His military letters and orders for these three months deal extensively with his reorganization of the army, the instituting of new administrative procedures and standards of discipline, the teaching of duties to both officers and men, and the measures taken to overcome the army's perplexing supply problems, most notably the alarming shortage of gunpowder. They also touch on matters of strategy and tactics relating to schemes for reducing the British garrison in Boston, the arming of American vessels to intercept enemy supplies at sea, and the planning for Benedict Arnold's bold march to Quebec.
Much of the information upon which Washington based his decisions is contained in the letters that he received from his numerous correspondents. Included here are detailed reports of British military activities in and about Boston, along with the New England coast, in Canada, and in Virginia, as well as news of legislative actions and recommendations of men, to fill positions both high and low in the Continental army.

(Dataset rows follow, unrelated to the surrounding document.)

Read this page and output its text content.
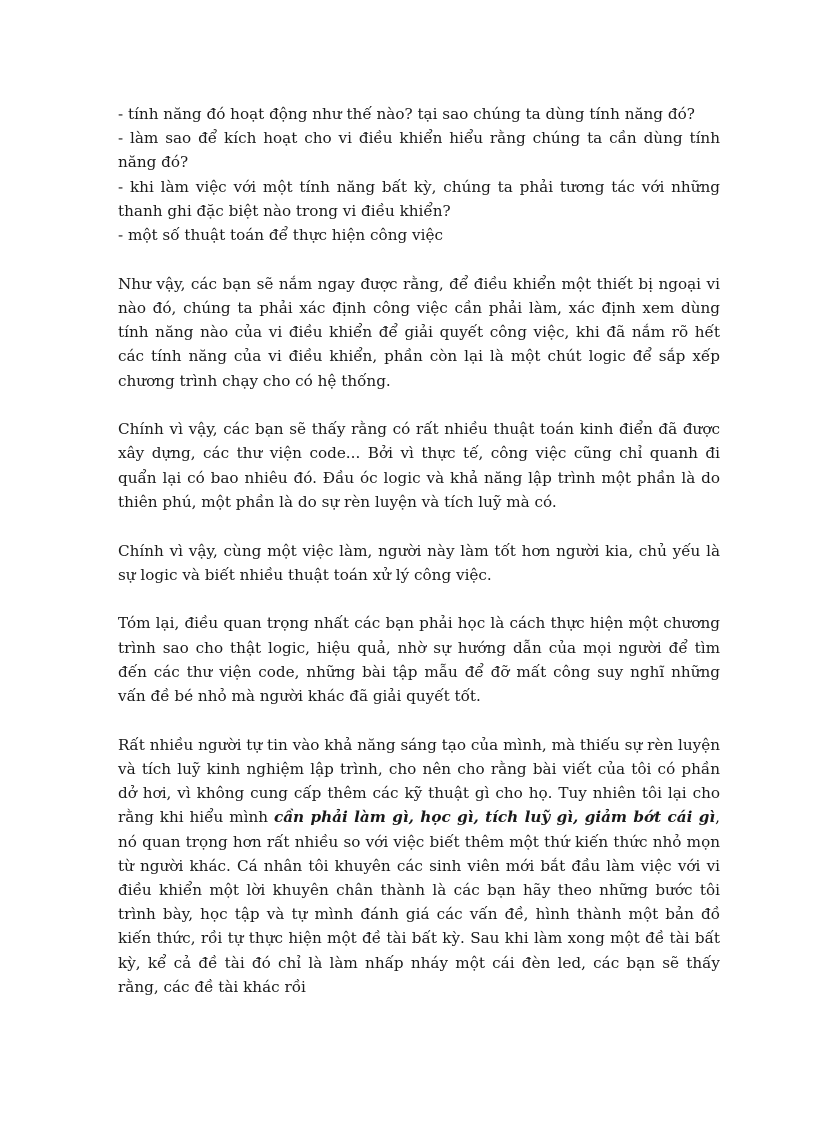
- tính năng đó hoạt động như thế nào? tại sao chúng ta dùng tính năng đó?

- làm sao để kích hoạt cho vi điều khiển hiểu rằng chúng ta cần dùng tính năng đó?

- khi làm việc với một tính năng bất kỳ, chúng ta phải tương tác với những thanh ghi đặc biệt nào trong vi điều khiển?

- một số thuật toán để thực hiện công việc

Như vậy, các bạn sẽ nắm ngay được rằng, để điều khiển một thiết bị ngoại vi nào đó, chúng ta phải xác định công việc cần phải làm, xác định xem dùng tính năng nào của vi điều khiển để giải quyết công việc, khi đã nắm rõ hết các tính năng của vi điều khiển, phần còn lại là một chút logic để sắp xếp chương trình chạy cho có hệ thống.

Chính vì vậy, các bạn sẽ thấy rằng có rất nhiều thuật toán kinh điển đã được xây dựng, các thư viện code... Bởi vì thực tế, công việc cũng chỉ quanh đi quẩn lại có bao nhiêu đó. Đầu óc logic và khả năng lập trình một phần là do thiên phú, một phần là do sự rèn luyện và tích luỹ mà có.

Chính vì vậy, cùng một việc làm, người này làm tốt hơn người kia, chủ yếu là sự logic và biết nhiều thuật toán xử lý công việc.

Tóm lại, điều quan trọng nhất các bạn phải học là cách thực hiện một chương trình sao cho thật logic, hiệu quả, nhờ sự hướng dẫn của mọi người để tìm đến các thư viện code, những bài tập mẫu để đỡ mất công suy nghĩ những vấn đề bé nhỏ mà người khác đã giải quyết tốt.

Rất nhiều người tự tin vào khả năng sáng tạo của mình, mà thiếu sự rèn luyện và tích luỹ kinh nghiệm lập trình, cho nên cho rằng bài viết của tôi có phần dở hơi, vì không cung cấp thêm các kỹ thuật gì cho họ. Tuy nhiên tôi lại cho rằng khi hiểu mình cần phải làm gì, học gì, tích luỹ gì, giảm bớt cái gì, nó quan trọng hơn rất nhiều so với việc biết thêm một thứ kiến thức nhỏ mọn từ người khác. Cá nhân tôi khuyên các sinh viên mới bắt đầu làm việc với vi điều khiển một lời khuyên chân thành là các bạn hãy theo những bước tôi trình bày, học tập và tự mình đánh giá các vấn đề, hình thành một bản đồ kiến thức, rồi tự thực hiện một đề tài bất kỳ. Sau khi làm xong một đề tài bất kỳ, kể cả đề tài đó chỉ là làm nhấp nháy một cái đèn led, các bạn sẽ thấy rằng, các đề tài khác rồi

Supplementing the portrait of Washington the general provided by his official correspondence are a number of letters to and from relatives and friends in Virginia. These offer a more intimate view of the private man and his personal affairs. Of particular interest are the two letters that he wrote in June 1775 from Philadelphia to Martha Washington, rare survivals of the correspondence that Mrs. Washington destroyed shortly before her death.